The book was highly acclaimed not only because it deals with a topic that easily arouses empathy transcending time and line of study but also because its message, though originating from the Joseon Dynasty, still remains true through pre-modern and modern times. In addition, the book seemed to earn positive evaluation by raising discussions about the topic in the universal context of world history by comparing specific characteristics of Joseon Dynasty’s history with the histories of East Asia and the West, and by adopting a new approach to the “history of emotion.”
To promote the status of Korean Studies, high quality research should be conducted in great numbers. Good research projects have been carried out increasingly of late but more efforts are needed to draw the attention of academic circles and to contribute to academia in general. Such efforts will add to the call for Korean Studies among more foreign institutes of higher learning.

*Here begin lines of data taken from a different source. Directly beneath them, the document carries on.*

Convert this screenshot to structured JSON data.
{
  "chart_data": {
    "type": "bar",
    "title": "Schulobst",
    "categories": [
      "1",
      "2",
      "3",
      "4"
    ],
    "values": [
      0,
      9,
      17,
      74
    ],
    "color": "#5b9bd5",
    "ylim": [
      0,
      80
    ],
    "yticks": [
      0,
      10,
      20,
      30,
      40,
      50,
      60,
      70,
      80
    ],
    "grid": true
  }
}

Last August, I attended the Academy of Korean Studies (AKS) Core University Program for Korean Studies Directors’ Meeting in Tübingen, Germany, and learned that the number of students studying the subject was increasing considerably in Europe and Oceania as well as in the United States. At George Washington University, Hallyu, or the Korean wave, is not the only thing that attracts students who are just as much interested in the politics and international relations of Korea. Lectures and seminars held on Korean Studies are focused particularly on modern times. As students’ demand grows in the world, the supply of Korean Studies professors should be increased, too.
I think each curriculum needs to be tailored to reflect the local demand and peculiarities. There are institutions on the East and West Coasts that are well equipped with Korean Studies programs that span through graduate courses. They need to focus on producing doctorate holders and work hard training younger scholars.

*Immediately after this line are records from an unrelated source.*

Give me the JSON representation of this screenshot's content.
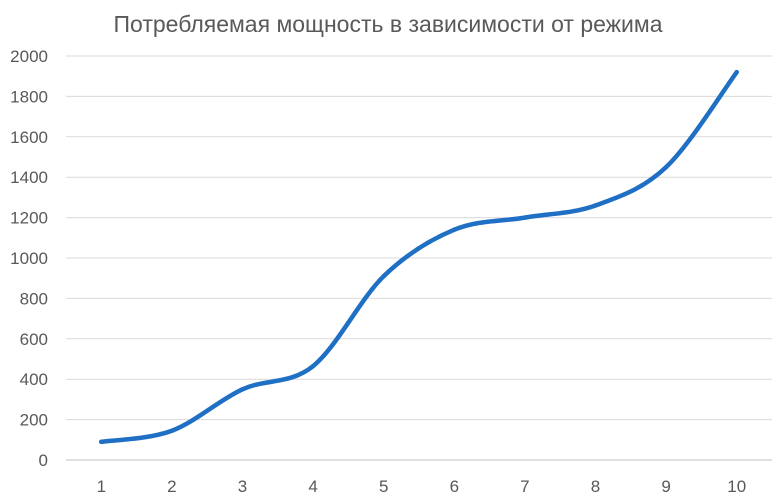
{
  "chart_data": {
    "type": "line",
    "title": "Потребляемая мощность в зависимости от режима",
    "xlabel": "",
    "ylabel": "",
    "categories": [
      "1",
      "2",
      "3",
      "4",
      "5",
      "6",
      "7",
      "8",
      "9",
      "10"
    ],
    "series": [
      {
        "values": [
          90,
          145,
          350,
          465,
          910,
          1140,
          1200,
          1260,
          1450,
          1920
        ],
        "color": "#1f6fc5"
      }
    ],
    "yticks": [
      "0",
      "200",
      "400",
      "600",
      "800",
      "1000",
      "1200",
      "1400",
      "1600",
      "1800",
      "2000"
    ],
    "ylim": [
      0,
      2000
    ],
    "smooth": true,
    "grid": "horizontal",
    "legend": "none"
  }
}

GWIKS is the only Korean Studies institute in Washington, D.C., the capital and political center of the United States. It was established with the aim of promoting Korean humanities in a broad sense, including social sciences, in the region. We think an accurate knowledge about Korea is vital to map out the right policies on Korea and so we are working to spread a deeper and comprehensive understanding of Korea among government officials and the policy-related community here. We also sponsor meetings for scholars of varying careers and mentoring sessions for newcomer academics. We also seek to develop Korean Studies in a way that best suits the local need by holding workshops for scholars in the area.

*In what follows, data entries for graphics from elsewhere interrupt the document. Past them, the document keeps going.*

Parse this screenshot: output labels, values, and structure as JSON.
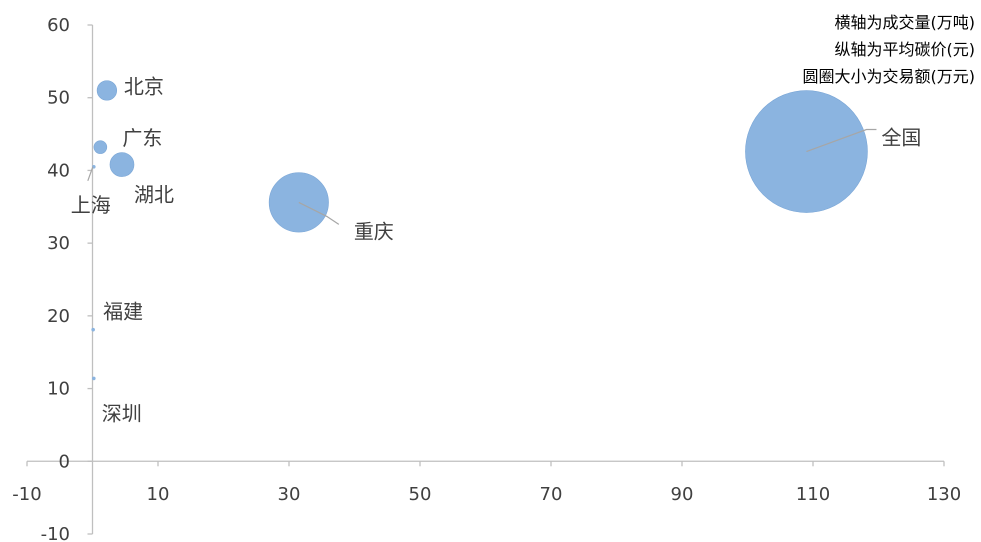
{
  "chart_data": {
    "type": "bubble",
    "xlim": [
      -10,
      130
    ],
    "ylim": [
      -10,
      60
    ],
    "x_ticks": [
      "-10",
      "10",
      "30",
      "50",
      "70",
      "90",
      "110",
      "130"
    ],
    "y_ticks": [
      "-10",
      "0",
      "10",
      "20",
      "30",
      "40",
      "50",
      "60"
    ],
    "x_tick_values": [
      -10,
      10,
      30,
      50,
      70,
      90,
      110,
      130
    ],
    "y_tick_values": [
      -10,
      0,
      10,
      20,
      30,
      40,
      50,
      60
    ],
    "annotations": [
      "横轴为成交量(万吨)",
      "纵轴为平均碳价(元)",
      "圆圈大小为交易额(万元)"
    ],
    "color": "#8bb4e0",
    "points": [
      {
        "name": "北京",
        "x": 2.2,
        "y": 51,
        "size": 120
      },
      {
        "name": "广东",
        "x": 1.2,
        "y": 43.2,
        "size": 52
      },
      {
        "name": "湖北",
        "x": 4.5,
        "y": 40.8,
        "size": 180
      },
      {
        "name": "上海",
        "x": 0.2,
        "y": 40.5,
        "size": 3
      },
      {
        "name": "重庆",
        "x": 31.5,
        "y": 35.6,
        "size": 1100
      },
      {
        "name": "福建",
        "x": 0.1,
        "y": 18.1,
        "size": 1
      },
      {
        "name": "深圳",
        "x": 0.2,
        "y": 11.4,
        "size": 1
      },
      {
        "name": "全国",
        "x": 109,
        "y": 42.6,
        "size": 4640
      }
    ]
  }
}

For better teaching and learning, we are expanding both the professor posts and Korean Studies classes with the KF and other supporters. For undergraduate and graduate students who have keen interest in Korea, we offer the two-week Summer Study Abroad Program to visit Korea for varied on-site experiences. This summer, the program was themed “Two Koreas: Identities, Division, Reunification, and Economic Differences,” and the students visited Korean institutions related to inter-Korean relations, reunification, and human rights in North Korea. For scholars, we have launched the Soh Jaipil Circle that brings together experts in diverse policy groups, and for students we are making outreach efforts by giving lectures and encouraging exchange.
There seems to be a worrisome trend among Korean Studies promoters of concentrating their support on certain institutes. This results in repeat backing and prevents effective assistance for Korean Studies majors and colleges and universities that offer classes on the subject. I hope support will be rendered in a more flexible, adaptable manner to meet targets and goals and bring forth substantial outcomes.